Results were analysed by dividing the mother-child pairs into quartiles based on the mothers’ vitamin D levels. I find this a little suspicious. There are no details provided as to how many mother-child pairs were in each category, nor what the cut-off were for each quartile, and I’m not sure how fair it is to draw comparisons between the quartiles if the distribution (as was mentioned in the analysis) was not equal. The results do show significantly more diagnosed food allergies among children born to mothers in the 3rd and 4th quartiles (i.e. those with the highest blood levels of vitamin D during pregnancy). However, there were still only six in the 4th quartile and five in the 3rd, compared to three in the 2nd and one in the 1st. It’s also important to note that the “diagnosed” food allergy was reported by the mother on a questionnaire; diagnosis was not actually obtained by the researchers.
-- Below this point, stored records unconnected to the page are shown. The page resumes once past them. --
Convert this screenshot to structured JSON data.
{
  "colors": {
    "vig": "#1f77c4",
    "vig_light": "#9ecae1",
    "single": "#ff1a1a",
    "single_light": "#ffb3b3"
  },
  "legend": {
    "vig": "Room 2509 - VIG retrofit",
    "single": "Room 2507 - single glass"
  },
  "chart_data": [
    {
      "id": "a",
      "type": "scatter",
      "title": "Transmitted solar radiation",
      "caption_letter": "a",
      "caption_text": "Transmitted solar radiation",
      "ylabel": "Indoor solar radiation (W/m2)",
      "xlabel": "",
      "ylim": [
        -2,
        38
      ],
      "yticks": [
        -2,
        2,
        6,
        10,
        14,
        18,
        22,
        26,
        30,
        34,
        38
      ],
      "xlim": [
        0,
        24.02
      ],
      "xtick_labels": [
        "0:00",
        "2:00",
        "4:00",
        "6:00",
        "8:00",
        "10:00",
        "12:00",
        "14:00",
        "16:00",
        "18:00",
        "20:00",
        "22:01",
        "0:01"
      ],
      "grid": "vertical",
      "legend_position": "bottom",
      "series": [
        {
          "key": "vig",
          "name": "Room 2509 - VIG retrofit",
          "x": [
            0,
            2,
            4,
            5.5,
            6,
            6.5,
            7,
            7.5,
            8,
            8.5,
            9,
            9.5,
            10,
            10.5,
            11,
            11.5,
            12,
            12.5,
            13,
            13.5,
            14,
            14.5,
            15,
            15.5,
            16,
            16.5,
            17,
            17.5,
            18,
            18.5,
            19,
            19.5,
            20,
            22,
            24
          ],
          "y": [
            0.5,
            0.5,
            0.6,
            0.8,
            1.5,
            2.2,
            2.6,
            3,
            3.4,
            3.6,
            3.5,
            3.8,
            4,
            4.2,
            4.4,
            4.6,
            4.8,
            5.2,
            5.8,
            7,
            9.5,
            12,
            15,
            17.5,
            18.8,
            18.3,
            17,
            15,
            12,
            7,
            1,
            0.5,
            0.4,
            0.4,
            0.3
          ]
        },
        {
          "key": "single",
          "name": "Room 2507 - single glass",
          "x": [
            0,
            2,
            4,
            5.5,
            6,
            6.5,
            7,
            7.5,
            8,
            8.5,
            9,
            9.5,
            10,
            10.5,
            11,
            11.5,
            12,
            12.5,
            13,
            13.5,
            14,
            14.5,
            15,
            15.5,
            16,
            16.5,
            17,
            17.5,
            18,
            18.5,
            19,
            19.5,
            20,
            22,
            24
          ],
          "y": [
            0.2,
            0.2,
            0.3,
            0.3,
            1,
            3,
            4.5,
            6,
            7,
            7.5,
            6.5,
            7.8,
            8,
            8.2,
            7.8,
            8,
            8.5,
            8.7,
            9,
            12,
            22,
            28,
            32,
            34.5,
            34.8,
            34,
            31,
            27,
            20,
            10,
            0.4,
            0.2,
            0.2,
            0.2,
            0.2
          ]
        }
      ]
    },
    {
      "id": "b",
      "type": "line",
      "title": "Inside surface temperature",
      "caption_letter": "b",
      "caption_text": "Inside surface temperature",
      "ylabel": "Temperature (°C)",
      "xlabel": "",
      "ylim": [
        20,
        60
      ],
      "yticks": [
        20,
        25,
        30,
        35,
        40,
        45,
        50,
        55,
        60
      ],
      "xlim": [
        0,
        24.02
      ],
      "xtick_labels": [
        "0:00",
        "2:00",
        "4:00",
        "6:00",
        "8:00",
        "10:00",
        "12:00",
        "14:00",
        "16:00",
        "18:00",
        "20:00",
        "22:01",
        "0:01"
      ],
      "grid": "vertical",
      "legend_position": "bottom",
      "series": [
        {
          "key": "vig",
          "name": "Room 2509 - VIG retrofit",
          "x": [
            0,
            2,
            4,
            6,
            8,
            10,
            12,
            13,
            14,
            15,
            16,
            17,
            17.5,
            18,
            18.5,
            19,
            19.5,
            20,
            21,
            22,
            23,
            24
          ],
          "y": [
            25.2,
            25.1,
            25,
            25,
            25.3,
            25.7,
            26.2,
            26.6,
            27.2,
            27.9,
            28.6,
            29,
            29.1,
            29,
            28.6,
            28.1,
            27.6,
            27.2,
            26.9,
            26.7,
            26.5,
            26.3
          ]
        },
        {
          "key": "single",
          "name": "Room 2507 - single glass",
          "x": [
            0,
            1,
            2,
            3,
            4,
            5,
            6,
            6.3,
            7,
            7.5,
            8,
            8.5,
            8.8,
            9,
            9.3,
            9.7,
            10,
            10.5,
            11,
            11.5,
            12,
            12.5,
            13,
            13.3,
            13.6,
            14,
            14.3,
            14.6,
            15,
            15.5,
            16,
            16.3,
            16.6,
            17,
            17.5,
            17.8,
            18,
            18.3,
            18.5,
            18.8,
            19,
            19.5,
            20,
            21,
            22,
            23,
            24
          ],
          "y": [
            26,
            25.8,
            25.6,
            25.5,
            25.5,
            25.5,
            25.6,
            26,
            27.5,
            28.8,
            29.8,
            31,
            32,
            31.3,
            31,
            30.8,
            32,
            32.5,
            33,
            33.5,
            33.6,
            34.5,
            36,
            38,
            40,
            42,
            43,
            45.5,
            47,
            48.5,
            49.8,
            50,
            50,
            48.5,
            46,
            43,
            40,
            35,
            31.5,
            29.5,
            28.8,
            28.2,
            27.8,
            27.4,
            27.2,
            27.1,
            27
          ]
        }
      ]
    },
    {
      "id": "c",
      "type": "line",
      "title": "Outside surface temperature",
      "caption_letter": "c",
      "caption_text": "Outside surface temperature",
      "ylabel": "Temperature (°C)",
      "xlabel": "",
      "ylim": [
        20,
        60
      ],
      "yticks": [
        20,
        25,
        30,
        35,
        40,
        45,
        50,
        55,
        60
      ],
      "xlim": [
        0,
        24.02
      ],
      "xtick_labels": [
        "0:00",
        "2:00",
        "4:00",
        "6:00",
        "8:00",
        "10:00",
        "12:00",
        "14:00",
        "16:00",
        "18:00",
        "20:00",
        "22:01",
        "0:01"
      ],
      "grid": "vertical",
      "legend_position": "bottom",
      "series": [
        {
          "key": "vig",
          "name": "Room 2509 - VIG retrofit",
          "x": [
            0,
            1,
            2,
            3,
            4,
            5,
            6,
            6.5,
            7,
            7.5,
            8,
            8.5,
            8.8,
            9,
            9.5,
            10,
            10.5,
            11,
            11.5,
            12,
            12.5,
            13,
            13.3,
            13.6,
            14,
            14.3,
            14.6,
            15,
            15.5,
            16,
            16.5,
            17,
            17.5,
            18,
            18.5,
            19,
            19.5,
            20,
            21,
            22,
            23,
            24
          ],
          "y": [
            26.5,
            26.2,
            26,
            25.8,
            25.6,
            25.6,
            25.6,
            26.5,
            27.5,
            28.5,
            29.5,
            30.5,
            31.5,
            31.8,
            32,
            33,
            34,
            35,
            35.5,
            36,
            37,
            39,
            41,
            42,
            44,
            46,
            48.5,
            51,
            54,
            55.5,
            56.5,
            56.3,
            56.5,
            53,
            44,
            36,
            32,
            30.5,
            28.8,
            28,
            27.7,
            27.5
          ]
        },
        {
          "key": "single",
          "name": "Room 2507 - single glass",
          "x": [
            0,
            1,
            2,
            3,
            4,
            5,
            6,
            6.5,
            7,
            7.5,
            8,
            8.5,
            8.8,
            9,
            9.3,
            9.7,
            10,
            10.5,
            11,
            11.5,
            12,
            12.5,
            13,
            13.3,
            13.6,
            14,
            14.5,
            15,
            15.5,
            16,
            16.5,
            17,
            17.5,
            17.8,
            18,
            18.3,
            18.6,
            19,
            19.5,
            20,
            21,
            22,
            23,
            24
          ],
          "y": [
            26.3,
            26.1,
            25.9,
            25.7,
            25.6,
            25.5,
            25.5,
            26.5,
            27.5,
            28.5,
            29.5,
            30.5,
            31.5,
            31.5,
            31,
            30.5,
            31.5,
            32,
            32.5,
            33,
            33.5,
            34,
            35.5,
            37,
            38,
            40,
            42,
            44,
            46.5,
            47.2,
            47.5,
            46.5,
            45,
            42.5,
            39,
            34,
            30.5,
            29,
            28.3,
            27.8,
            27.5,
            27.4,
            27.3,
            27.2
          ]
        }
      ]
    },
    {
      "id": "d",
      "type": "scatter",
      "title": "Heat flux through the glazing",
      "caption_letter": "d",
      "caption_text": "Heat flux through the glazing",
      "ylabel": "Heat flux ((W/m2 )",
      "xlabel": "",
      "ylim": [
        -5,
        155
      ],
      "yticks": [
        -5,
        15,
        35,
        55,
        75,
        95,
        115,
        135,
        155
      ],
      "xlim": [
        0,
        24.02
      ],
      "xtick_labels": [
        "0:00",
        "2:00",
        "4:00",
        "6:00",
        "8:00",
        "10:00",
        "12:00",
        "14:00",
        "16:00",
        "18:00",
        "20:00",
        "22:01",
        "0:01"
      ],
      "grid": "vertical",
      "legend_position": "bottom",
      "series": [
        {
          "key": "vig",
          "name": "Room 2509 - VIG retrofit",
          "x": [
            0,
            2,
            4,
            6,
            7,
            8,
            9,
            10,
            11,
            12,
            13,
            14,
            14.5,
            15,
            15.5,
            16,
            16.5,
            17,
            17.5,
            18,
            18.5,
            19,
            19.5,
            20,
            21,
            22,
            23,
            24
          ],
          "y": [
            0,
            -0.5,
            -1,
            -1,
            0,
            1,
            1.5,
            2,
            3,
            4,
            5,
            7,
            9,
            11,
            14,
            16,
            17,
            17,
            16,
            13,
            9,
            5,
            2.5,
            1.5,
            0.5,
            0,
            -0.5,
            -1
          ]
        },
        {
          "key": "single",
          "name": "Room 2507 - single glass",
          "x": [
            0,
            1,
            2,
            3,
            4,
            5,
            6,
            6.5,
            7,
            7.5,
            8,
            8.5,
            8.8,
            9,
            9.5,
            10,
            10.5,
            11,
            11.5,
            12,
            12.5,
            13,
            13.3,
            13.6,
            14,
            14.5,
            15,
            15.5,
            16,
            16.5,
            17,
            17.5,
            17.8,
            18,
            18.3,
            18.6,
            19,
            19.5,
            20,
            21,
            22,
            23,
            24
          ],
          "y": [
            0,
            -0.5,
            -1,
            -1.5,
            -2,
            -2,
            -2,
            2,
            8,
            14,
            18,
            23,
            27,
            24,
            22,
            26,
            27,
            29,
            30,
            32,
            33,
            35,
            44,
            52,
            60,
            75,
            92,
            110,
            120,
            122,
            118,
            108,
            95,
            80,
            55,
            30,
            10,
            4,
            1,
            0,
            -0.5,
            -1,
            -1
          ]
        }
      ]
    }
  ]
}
This introduces an additional element of bias.

In the discussion the researchers acknowledge that there was a high level of participation from allergy sufferers which may mean that the results can’t be generalised to the entire population.

Because vitamin D levels were so strongly correlated with the seasons I wonder if there is some other seasonal factor which may be causing the increased rate of food allergies among the children. There may also be some other commonality among the mothers with higher levels of vitamin D which is leading to increased rates of food allergies among their offspring.

I do think that this research is interesting and warrants further investigation. However, I worry that studies like this may actually cause more harm than good. Vitamin D supplements for infants are important to avoid the development of rickets. I wouldn’t want any potential parents, or new parents, to interpret these findings as an indication that they shouldn’t be providing these supplements to their babies.